Le président Ahmadinejad

Le président Ahmadinejad

La « discrimination » au sein de l’Onu est une « grave insulte » à tous, a-t-il dit, en dénonçant le droit de véto de certains pays qui, de l’avis du président iranien, relève d’une « monopolisation » du pouvoir.

La délégation américaine a boycotté le discours du président Ahmadinejad dont le mandat à la tête de l’Iran expire en juin 2013.

Côté africain, le président kenyan Mwai Kibaki est revenu, sur l’adoption en 2010 d’une nouvelle Constitution qui, a-t-il dit, renforce la protection des droits et libertés des citoyens. Le président Kibaki a aussi abordé le dossier de la Somalie, expliquant : « Le Kenya s’est joint à la Mission de l’Union africaine en Somalie et, à travers les efforts combinés des forces de l’AMISOM et du gouvernement fédéral de transition, nous avons vu la libération progressive de grandes zones de la Somalie de l’occupation d’al-Shabab. »

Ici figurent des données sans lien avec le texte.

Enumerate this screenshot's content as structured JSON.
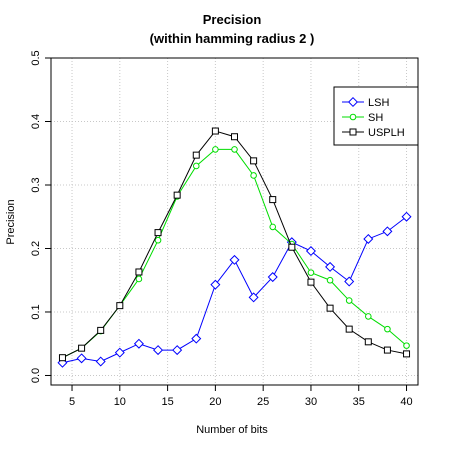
{
  "chart_data": {
    "type": "line",
    "title": "Precision",
    "subtitle": "(within hamming radius  2 )",
    "xlabel": "Number of bits",
    "ylabel": "Precision",
    "xlim": [
      2.8,
      41.2
    ],
    "ylim": [
      -0.015,
      0.5
    ],
    "x_ticks": [
      5,
      10,
      15,
      20,
      25,
      30,
      35,
      40
    ],
    "y_ticks": [
      0.0,
      0.1,
      0.2,
      0.3,
      0.4,
      0.5
    ],
    "y_tick_labels": [
      "0.0",
      "0.1",
      "0.2",
      "0.3",
      "0.4",
      "0.5"
    ],
    "grid": true,
    "legend_position": "top-right",
    "x": [
      4,
      6,
      8,
      10,
      12,
      14,
      16,
      18,
      20,
      22,
      24,
      26,
      28,
      30,
      32,
      34,
      36,
      38,
      40
    ],
    "series": [
      {
        "name": "LSH",
        "color": "#0000ff",
        "marker": "diamond",
        "values": [
          0.02,
          0.027,
          0.022,
          0.036,
          0.05,
          0.04,
          0.04,
          0.058,
          0.143,
          0.182,
          0.123,
          0.155,
          0.21,
          0.196,
          0.171,
          0.148,
          0.215,
          0.227,
          0.25
        ]
      },
      {
        "name": "SH",
        "color": "#00dd00",
        "marker": "circle",
        "values": [
          0.028,
          0.043,
          0.07,
          0.11,
          0.152,
          0.213,
          0.282,
          0.33,
          0.356,
          0.356,
          0.315,
          0.234,
          0.207,
          0.162,
          0.15,
          0.118,
          0.093,
          0.073,
          0.047
        ]
      },
      {
        "name": "USPLH",
        "color": "#000000",
        "marker": "square",
        "values": [
          0.028,
          0.043,
          0.071,
          0.11,
          0.163,
          0.225,
          0.284,
          0.347,
          0.385,
          0.376,
          0.338,
          0.277,
          0.202,
          0.147,
          0.106,
          0.073,
          0.053,
          0.04,
          0.034
        ]
      }
    ]
  }
}
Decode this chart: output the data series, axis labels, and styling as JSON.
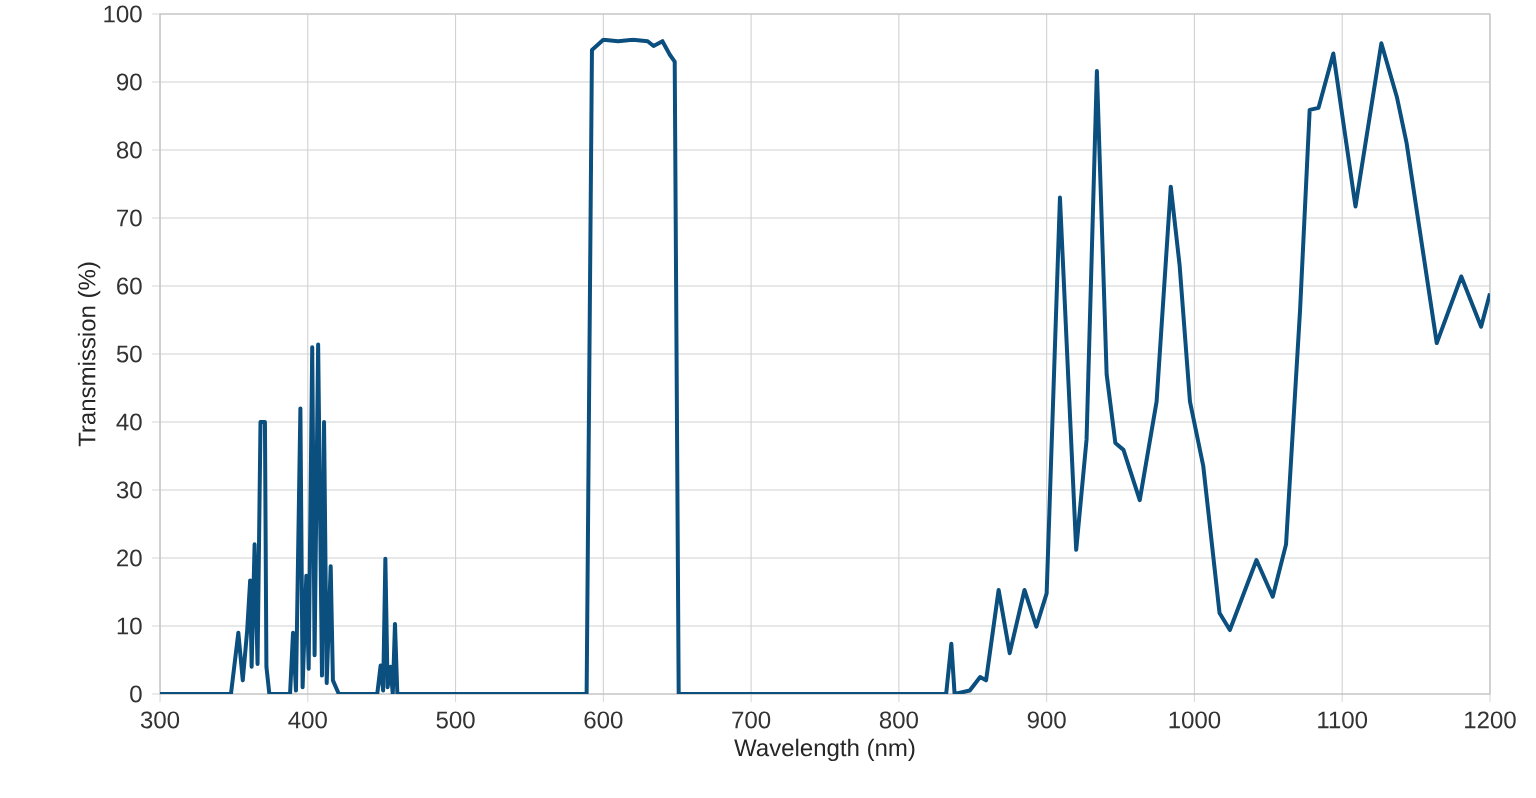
{
  "chart_data": {
    "type": "line",
    "xlabel": "Wavelength (nm)",
    "ylabel": "Transmission (%)",
    "xlim": [
      300,
      1200
    ],
    "ylim": [
      0,
      100
    ],
    "xticks": [
      300,
      400,
      500,
      600,
      700,
      800,
      900,
      1000,
      1100,
      1200
    ],
    "yticks": [
      0,
      10,
      20,
      30,
      40,
      50,
      60,
      70,
      80,
      90,
      100
    ],
    "grid": true,
    "marker": "none",
    "line_style": "solid",
    "series": [
      {
        "color": "#0b4f7f",
        "x": [
          300,
          348,
          353,
          356,
          359,
          361,
          362,
          364,
          366,
          368,
          370,
          371,
          372,
          374,
          388,
          390,
          392,
          395,
          396.5,
          399,
          400.6,
          403,
          404.6,
          407,
          409.6,
          411,
          412.8,
          415.5,
          417,
          421,
          447,
          449.3,
          451,
          452.5,
          454,
          456,
          457.5,
          459,
          460.6,
          588.7,
          592.3,
          600,
          610,
          620,
          630,
          634,
          640,
          645,
          648.3,
          651,
          832,
          835.5,
          837.7,
          848,
          855,
          859,
          867.5,
          875,
          885,
          893,
          900,
          909,
          920,
          927,
          934,
          940.6,
          946.5,
          952,
          963,
          974.4,
          984,
          990,
          997,
          1006,
          1017,
          1024,
          1042,
          1053,
          1062,
          1071.5,
          1078,
          1084,
          1094,
          1109,
          1126.5,
          1137,
          1143.6,
          1164,
          1180.6,
          1194,
          1200
        ],
        "values": [
          0,
          0,
          9,
          2,
          9.4,
          16.7,
          4,
          22,
          4.4,
          40,
          40,
          40,
          4,
          0,
          0,
          9,
          0.5,
          42,
          1,
          17.4,
          3.7,
          51,
          5.7,
          51.4,
          2.7,
          40,
          1.6,
          18.8,
          2,
          0,
          0,
          4.2,
          0.5,
          19.9,
          1,
          4,
          0,
          10.3,
          0,
          0,
          94.7,
          96.2,
          96,
          96.2,
          96,
          95.3,
          96,
          94,
          93,
          0,
          0,
          7.4,
          0,
          0.5,
          2.5,
          2,
          15.3,
          6,
          15.3,
          9.9,
          14.8,
          73,
          21.2,
          37.4,
          91.6,
          47,
          36.9,
          35.9,
          28.5,
          43,
          74.6,
          63,
          43,
          33.5,
          11.9,
          9.4,
          19.7,
          14.3,
          22,
          56.5,
          85.9,
          86.2,
          94.2,
          71.7,
          95.7,
          87.8,
          81,
          51.6,
          61.4,
          54,
          58.9
        ]
      }
    ]
  }
}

Le président John Dramani Mahama

Le président John Dramani Mahama

Le président ghanéen John Dramani Mahama a partagé avec la communauté internationale l’expérience de ses compatriotes suite à la brutale disparition de son prédécesseur, le professeur John Atta Mills. « Au cours des récents mois, les Ghanéens se sont montrés résilients, respectueux des valeurs qui promeuvent la paix et les institutions sauvegardant la stabilité de notre démocratie », a-t-il dit.

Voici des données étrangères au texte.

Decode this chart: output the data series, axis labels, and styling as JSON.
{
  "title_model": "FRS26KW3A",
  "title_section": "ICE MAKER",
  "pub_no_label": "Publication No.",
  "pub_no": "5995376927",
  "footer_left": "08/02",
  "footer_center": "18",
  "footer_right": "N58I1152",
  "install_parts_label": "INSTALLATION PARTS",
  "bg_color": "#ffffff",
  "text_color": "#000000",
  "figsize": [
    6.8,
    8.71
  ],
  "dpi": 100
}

La présidente libérienne Ellen John Sirleaf s’est, de son côté, félicité de dix années de paix dans son pays. « Le Liberia n’est plus un pays de conflit, de guerre et de privation. Nous ne sommes plus le pays dont les habitants fuyaient, et dont les partenaires internationaux avaient pitié, et dont les voisins avaient peur. Nos efforts de stabilisation des six dernières années ont eu comme résultat une croissance moyenne annuelle de plus de 6% », a déclaré Mme Sirleaf.



Parmi les orateurs de mardi, le président de la RDC, Joseph Kabila, qui est revenu sur la situation dans l’Est de son pays, en particulier dans la province du Nord-Kivu. « Des enfants sont privés d’école et forcés de porter et d’utiliser des armes à feu pour tuer leurs semblables, voire leurs propres frères et sœurs. Cette situation est inacceptable, elle mérite d’être condamnée et devait donner lieu à des sanctions », a déclaré le président Joseph Kabila à New York.